Funny thing: the BBC have often been very sniffy about Doctor Who.
Something that comes across very strongly in Pull to Open is that this nasal congestion goes way, way back: right back to the programme’s origins. The BBC just didn’t get it. What was the point, they huffed and puffed, of wasting the resources of the mighty corporation on a silly children’s science fiction series, which would only appeal to adolescents of exceedingly low intelligence, would require scenery shifters to store a bulky spaceship set (yes, really: there were memos grumbling about this), would cost a lot of money making things for it, and whose producer was a) young and b) female?
Oh, all right. You can make the first story. Well, you can have 13 episodes. Make it 26. But after that, we’ll get rid of it and stick a dull and worthy kiddy drama series in its place. No one’s going to want to watch it anyway. But don’t expect a Radio Times cover. That’s reserved for yet another run of a radio comedy that I like. Television is only radio with pictures anyway. It is an inferior medium favoured by the lower social classes. And the fellow who came up with the idea is from the colonies, dammit! He’s not even an Englishman! My Papa shot grouse with Lord Reith, I’ll have you know. (Turns on the Home Service on the wireless and pours another brandy while lighting his pipe. Collapses into armchair in a huff. What is the BBC coming to?)
Listening to the audiobook of Pull to Open — The Inside Story of How the BBC Created and Launched Doctor Who, it’s amazing Doctor Who ever got made at all. They even complained that the TARDIS set was far too expensive – overlooking the fact that the cost was intended to be amortised over the entire first season. Extraordinary.
So, thank goodness for Donald Wilson, who blasted out a barrage of angry memos (they’re all reproduced here), telling his senior colleagues that they were talking, to use a contemporary idiom, utter balderdash. ‘We have an absolute knockout in this show,’ he thundered. So shut up and have a bit of faith.

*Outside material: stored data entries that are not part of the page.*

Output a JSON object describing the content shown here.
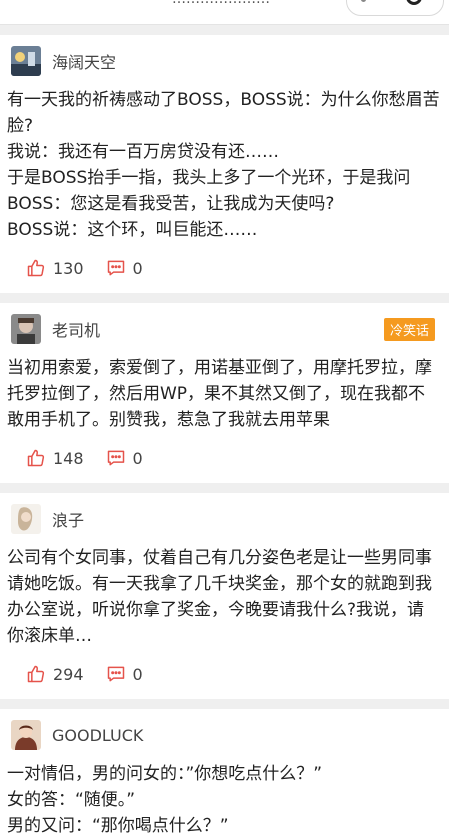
{
  "header": {
    "title_fragment": "…………………"
  },
  "posts": [
    {
      "author": "海阔天空",
      "tag": "",
      "lines": [
        "有一天我的祈祷感动了BOSS，BOSS说：为什么你愁眉苦脸?",
        "我说：我还有一百万房贷没有还……",
        "于是BOSS抬手一指，我头上多了一个光环，于是我问BOSS：您这是看我受苦，让我成为天使吗?",
        "BOSS说：这个环，叫巨能还……"
      ],
      "likes": "130",
      "comments": "0"
    },
    {
      "author": "老司机",
      "tag": "冷笑话",
      "lines": [
        "当初用索爱，索爱倒了，用诺基亚倒了，用摩托罗拉，摩托罗拉倒了，然后用WP，果不其然又倒了，现在我都不敢用手机了。别赞我，惹急了我就去用苹果"
      ],
      "likes": "148",
      "comments": "0"
    },
    {
      "author": "浪子",
      "tag": "",
      "lines": [
        "公司有个女同事，仗着自己有几分姿色老是让一些男同事请她吃饭。有一天我拿了几千块奖金，那个女的就跑到我办公室说，听说你拿了奖金，今晚要请我什么?我说，请你滚床单…"
      ],
      "likes": "294",
      "comments": "0"
    },
    {
      "author": "GOODLUCK",
      "tag": "",
      "lines": [
        "一对情侣，男的问女的：”你想吃点什么？”",
        "女的答：“随便。”",
        "男的又问：“那你喝点什么？”"
      ],
      "likes": "",
      "comments": ""
    }
  ],
  "colors": {
    "accent_tag": "#f59a1f",
    "icon_red": "#e5534b"
  },
  "icons": {
    "like": "thumbs-up-icon",
    "comment": "comment-icon"
  }
}
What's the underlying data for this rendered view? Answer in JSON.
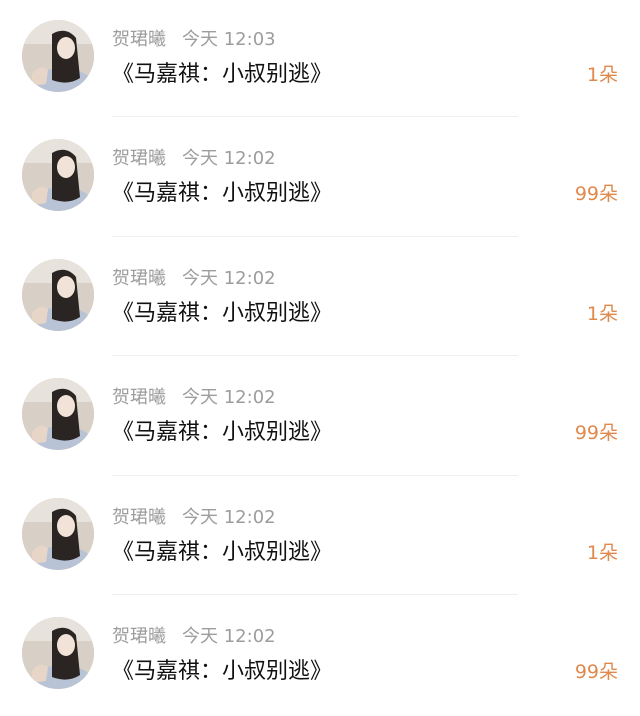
{
  "items": [
    {
      "username": "贺珺曦",
      "time": "今天 12:03",
      "title": "《马嘉祺：小叔别逃》",
      "count": "1朵"
    },
    {
      "username": "贺珺曦",
      "time": "今天 12:02",
      "title": "《马嘉祺：小叔别逃》",
      "count": "99朵"
    },
    {
      "username": "贺珺曦",
      "time": "今天 12:02",
      "title": "《马嘉祺：小叔别逃》",
      "count": "1朵"
    },
    {
      "username": "贺珺曦",
      "time": "今天 12:02",
      "title": "《马嘉祺：小叔别逃》",
      "count": "99朵"
    },
    {
      "username": "贺珺曦",
      "time": "今天 12:02",
      "title": "《马嘉祺：小叔别逃》",
      "count": "1朵"
    },
    {
      "username": "贺珺曦",
      "time": "今天 12:02",
      "title": "《马嘉祺：小叔别逃》",
      "count": "99朵"
    }
  ],
  "colors": {
    "count_accent": "#e0894c",
    "meta_gray": "#9d9d9d",
    "title_text": "#111111"
  }
}
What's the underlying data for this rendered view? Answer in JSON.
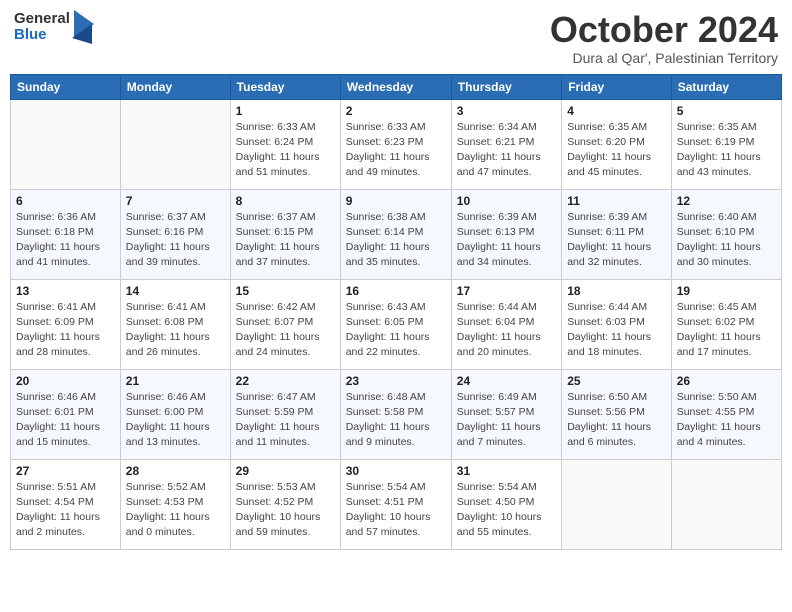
{
  "header": {
    "logo_general": "General",
    "logo_blue": "Blue",
    "month_title": "October 2024",
    "location": "Dura al Qar', Palestinian Territory"
  },
  "weekdays": [
    "Sunday",
    "Monday",
    "Tuesday",
    "Wednesday",
    "Thursday",
    "Friday",
    "Saturday"
  ],
  "weeks": [
    [
      {
        "day": "",
        "info": ""
      },
      {
        "day": "",
        "info": ""
      },
      {
        "day": "1",
        "info": "Sunrise: 6:33 AM\nSunset: 6:24 PM\nDaylight: 11 hours and 51 minutes."
      },
      {
        "day": "2",
        "info": "Sunrise: 6:33 AM\nSunset: 6:23 PM\nDaylight: 11 hours and 49 minutes."
      },
      {
        "day": "3",
        "info": "Sunrise: 6:34 AM\nSunset: 6:21 PM\nDaylight: 11 hours and 47 minutes."
      },
      {
        "day": "4",
        "info": "Sunrise: 6:35 AM\nSunset: 6:20 PM\nDaylight: 11 hours and 45 minutes."
      },
      {
        "day": "5",
        "info": "Sunrise: 6:35 AM\nSunset: 6:19 PM\nDaylight: 11 hours and 43 minutes."
      }
    ],
    [
      {
        "day": "6",
        "info": "Sunrise: 6:36 AM\nSunset: 6:18 PM\nDaylight: 11 hours and 41 minutes."
      },
      {
        "day": "7",
        "info": "Sunrise: 6:37 AM\nSunset: 6:16 PM\nDaylight: 11 hours and 39 minutes."
      },
      {
        "day": "8",
        "info": "Sunrise: 6:37 AM\nSunset: 6:15 PM\nDaylight: 11 hours and 37 minutes."
      },
      {
        "day": "9",
        "info": "Sunrise: 6:38 AM\nSunset: 6:14 PM\nDaylight: 11 hours and 35 minutes."
      },
      {
        "day": "10",
        "info": "Sunrise: 6:39 AM\nSunset: 6:13 PM\nDaylight: 11 hours and 34 minutes."
      },
      {
        "day": "11",
        "info": "Sunrise: 6:39 AM\nSunset: 6:11 PM\nDaylight: 11 hours and 32 minutes."
      },
      {
        "day": "12",
        "info": "Sunrise: 6:40 AM\nSunset: 6:10 PM\nDaylight: 11 hours and 30 minutes."
      }
    ],
    [
      {
        "day": "13",
        "info": "Sunrise: 6:41 AM\nSunset: 6:09 PM\nDaylight: 11 hours and 28 minutes."
      },
      {
        "day": "14",
        "info": "Sunrise: 6:41 AM\nSunset: 6:08 PM\nDaylight: 11 hours and 26 minutes."
      },
      {
        "day": "15",
        "info": "Sunrise: 6:42 AM\nSunset: 6:07 PM\nDaylight: 11 hours and 24 minutes."
      },
      {
        "day": "16",
        "info": "Sunrise: 6:43 AM\nSunset: 6:05 PM\nDaylight: 11 hours and 22 minutes."
      },
      {
        "day": "17",
        "info": "Sunrise: 6:44 AM\nSunset: 6:04 PM\nDaylight: 11 hours and 20 minutes."
      },
      {
        "day": "18",
        "info": "Sunrise: 6:44 AM\nSunset: 6:03 PM\nDaylight: 11 hours and 18 minutes."
      },
      {
        "day": "19",
        "info": "Sunrise: 6:45 AM\nSunset: 6:02 PM\nDaylight: 11 hours and 17 minutes."
      }
    ],
    [
      {
        "day": "20",
        "info": "Sunrise: 6:46 AM\nSunset: 6:01 PM\nDaylight: 11 hours and 15 minutes."
      },
      {
        "day": "21",
        "info": "Sunrise: 6:46 AM\nSunset: 6:00 PM\nDaylight: 11 hours and 13 minutes."
      },
      {
        "day": "22",
        "info": "Sunrise: 6:47 AM\nSunset: 5:59 PM\nDaylight: 11 hours and 11 minutes."
      },
      {
        "day": "23",
        "info": "Sunrise: 6:48 AM\nSunset: 5:58 PM\nDaylight: 11 hours and 9 minutes."
      },
      {
        "day": "24",
        "info": "Sunrise: 6:49 AM\nSunset: 5:57 PM\nDaylight: 11 hours and 7 minutes."
      },
      {
        "day": "25",
        "info": "Sunrise: 6:50 AM\nSunset: 5:56 PM\nDaylight: 11 hours and 6 minutes."
      },
      {
        "day": "26",
        "info": "Sunrise: 5:50 AM\nSunset: 4:55 PM\nDaylight: 11 hours and 4 minutes."
      }
    ],
    [
      {
        "day": "27",
        "info": "Sunrise: 5:51 AM\nSunset: 4:54 PM\nDaylight: 11 hours and 2 minutes."
      },
      {
        "day": "28",
        "info": "Sunrise: 5:52 AM\nSunset: 4:53 PM\nDaylight: 11 hours and 0 minutes."
      },
      {
        "day": "29",
        "info": "Sunrise: 5:53 AM\nSunset: 4:52 PM\nDaylight: 10 hours and 59 minutes."
      },
      {
        "day": "30",
        "info": "Sunrise: 5:54 AM\nSunset: 4:51 PM\nDaylight: 10 hours and 57 minutes."
      },
      {
        "day": "31",
        "info": "Sunrise: 5:54 AM\nSunset: 4:50 PM\nDaylight: 10 hours and 55 minutes."
      },
      {
        "day": "",
        "info": ""
      },
      {
        "day": "",
        "info": ""
      }
    ]
  ]
}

The origins of Doctor Who have been extensively explored in the scholarly literature; Pull to Open brings everything together and gives a great deal more detail, too. Paul Hayes really has done his research; it’s very hard to find anything new to say about all this but he pulls it off commendably.

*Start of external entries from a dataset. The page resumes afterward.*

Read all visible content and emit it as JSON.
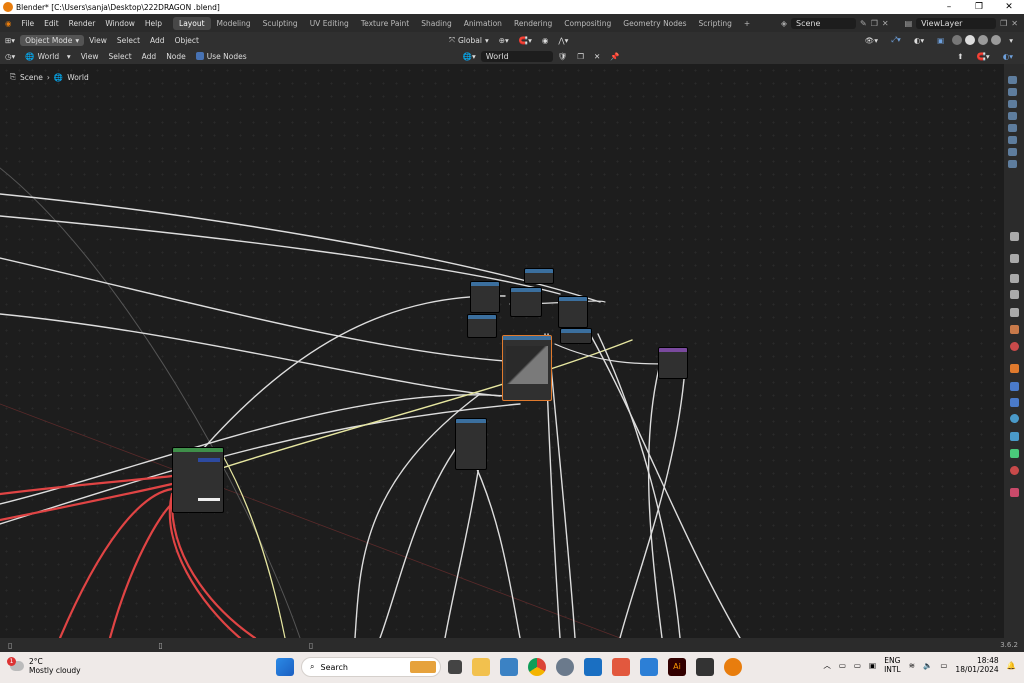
{
  "titlebar": {
    "title": "Blender* [C:\\Users\\sanja\\Desktop\\222DRAGON .blend]"
  },
  "menu": [
    "File",
    "Edit",
    "Render",
    "Window",
    "Help"
  ],
  "workspaces": [
    "Layout",
    "Modeling",
    "Sculpting",
    "UV Editing",
    "Texture Paint",
    "Shading",
    "Animation",
    "Rendering",
    "Compositing",
    "Geometry Nodes",
    "Scripting"
  ],
  "active_workspace": "Layout",
  "scene": "Scene",
  "view_layer": "ViewLayer",
  "header1": {
    "mode": "Object Mode",
    "menus": [
      "View",
      "Select",
      "Add",
      "Object"
    ],
    "transform": "Global"
  },
  "header2": {
    "type": "World",
    "menus": [
      "View",
      "Select",
      "Add",
      "Node"
    ],
    "use_nodes": "Use Nodes",
    "world_name": "World"
  },
  "breadcrumb": {
    "scene": "Scene",
    "world": "World"
  },
  "status": {
    "version": "3.6.2"
  },
  "taskbar": {
    "temp": "2°C",
    "weather": "Mostly cloudy",
    "notif": "1",
    "search": "Search",
    "lang1": "ENG",
    "lang2": "INTL",
    "time": "18:48",
    "date": "18/01/2024"
  },
  "colors": {
    "accent": "#4772b3",
    "selected_node": "#e07a2d",
    "active_ws": "#474747",
    "link_red": "#e04444"
  }
}
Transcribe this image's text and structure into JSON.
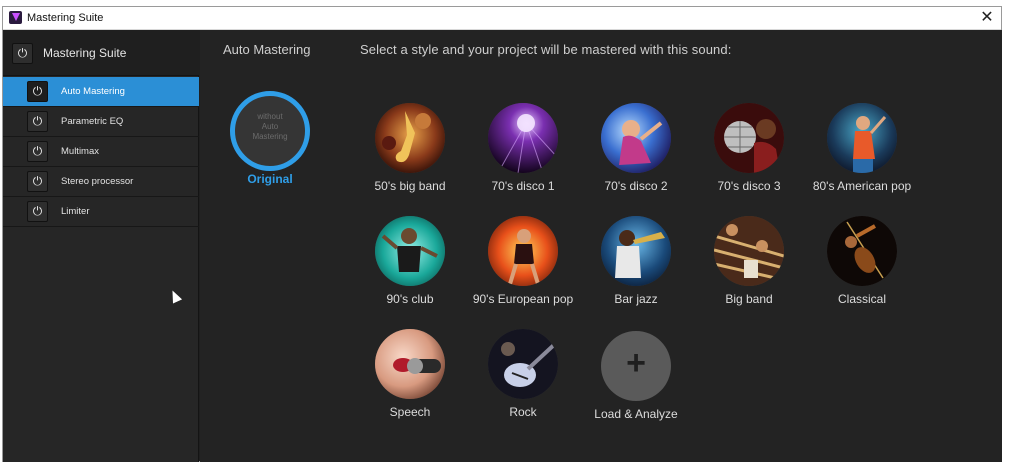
{
  "window": {
    "title": "Mastering Suite",
    "close_glyph": "✕"
  },
  "sidebar": {
    "header": {
      "label": "Mastering Suite",
      "icon": "power-icon"
    },
    "items": [
      {
        "label": "Auto Mastering",
        "active": true
      },
      {
        "label": "Parametric EQ",
        "active": false
      },
      {
        "label": "Multimax",
        "active": false
      },
      {
        "label": "Stereo processor",
        "active": false
      },
      {
        "label": "Limiter",
        "active": false
      }
    ],
    "power_glyph": "⏻"
  },
  "main": {
    "heading": "Auto Mastering",
    "instruction": "Select a style and your project will be mastered with this sound:",
    "original": {
      "inner_line1": "without",
      "inner_line2": "Auto",
      "inner_line3": "Mastering",
      "label": "Original"
    },
    "styles": [
      {
        "label": "50's big band",
        "icon": "saxophone-image"
      },
      {
        "label": "70's disco 1",
        "icon": "disco-lights-image"
      },
      {
        "label": "70's disco 2",
        "icon": "disco-dancer-image"
      },
      {
        "label": "70's disco 3",
        "icon": "disco-ball-image"
      },
      {
        "label": "80's American pop",
        "icon": "pop-singer-image"
      },
      {
        "label": "90's club",
        "icon": "club-dancer-image"
      },
      {
        "label": "90's European pop",
        "icon": "fire-dancer-image"
      },
      {
        "label": "Bar jazz",
        "icon": "trumpet-image"
      },
      {
        "label": "Big band",
        "icon": "brass-section-image"
      },
      {
        "label": "Classical",
        "icon": "violin-image"
      },
      {
        "label": "Speech",
        "icon": "microphone-image"
      },
      {
        "label": "Rock",
        "icon": "electric-guitar-image"
      }
    ],
    "load": {
      "label": "Load & Analyze",
      "glyph": "+"
    }
  },
  "colors": {
    "accent": "#2b8fd6",
    "original_ring": "#2f9ee8",
    "background": "#232323"
  }
}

The standard view is that Who sprang from the fertile imagination of Sydney Newman; Hayes stresses that, while Newman’s role was crucial, the concept’s origins are much better understood as a team effort by a number of people. Donald Wilson was arguably almost as important in the genesis of Who as Newman was; Hayes even tracks down Malcolm Hulke’s notes of telephone conversations with Newman and Wilson from Hulke’s research for his 1972 book, The Making of Doctor Who (co-written with one Terrance Dicks). We’re given a huge amount of detail about the meetings of the programme’s steering committee as the concept took shape: who was there, who said what, and (my extrapolation) why it was a very good thing that Bunny Webber didn’t get anything past the committee, because he had some really dumb ideas. Cliff, Lola, Biddy, and a doddering alien nutcase called Dr Who morphed into Ian, Barbara, Susan, and the Doctor. An invisible bubble morphed into a police box. Dr Who stopped being a paranoid, insane, homesick, walking cliché, and became an amoral explorer and academic. And the rest, as they say, is history.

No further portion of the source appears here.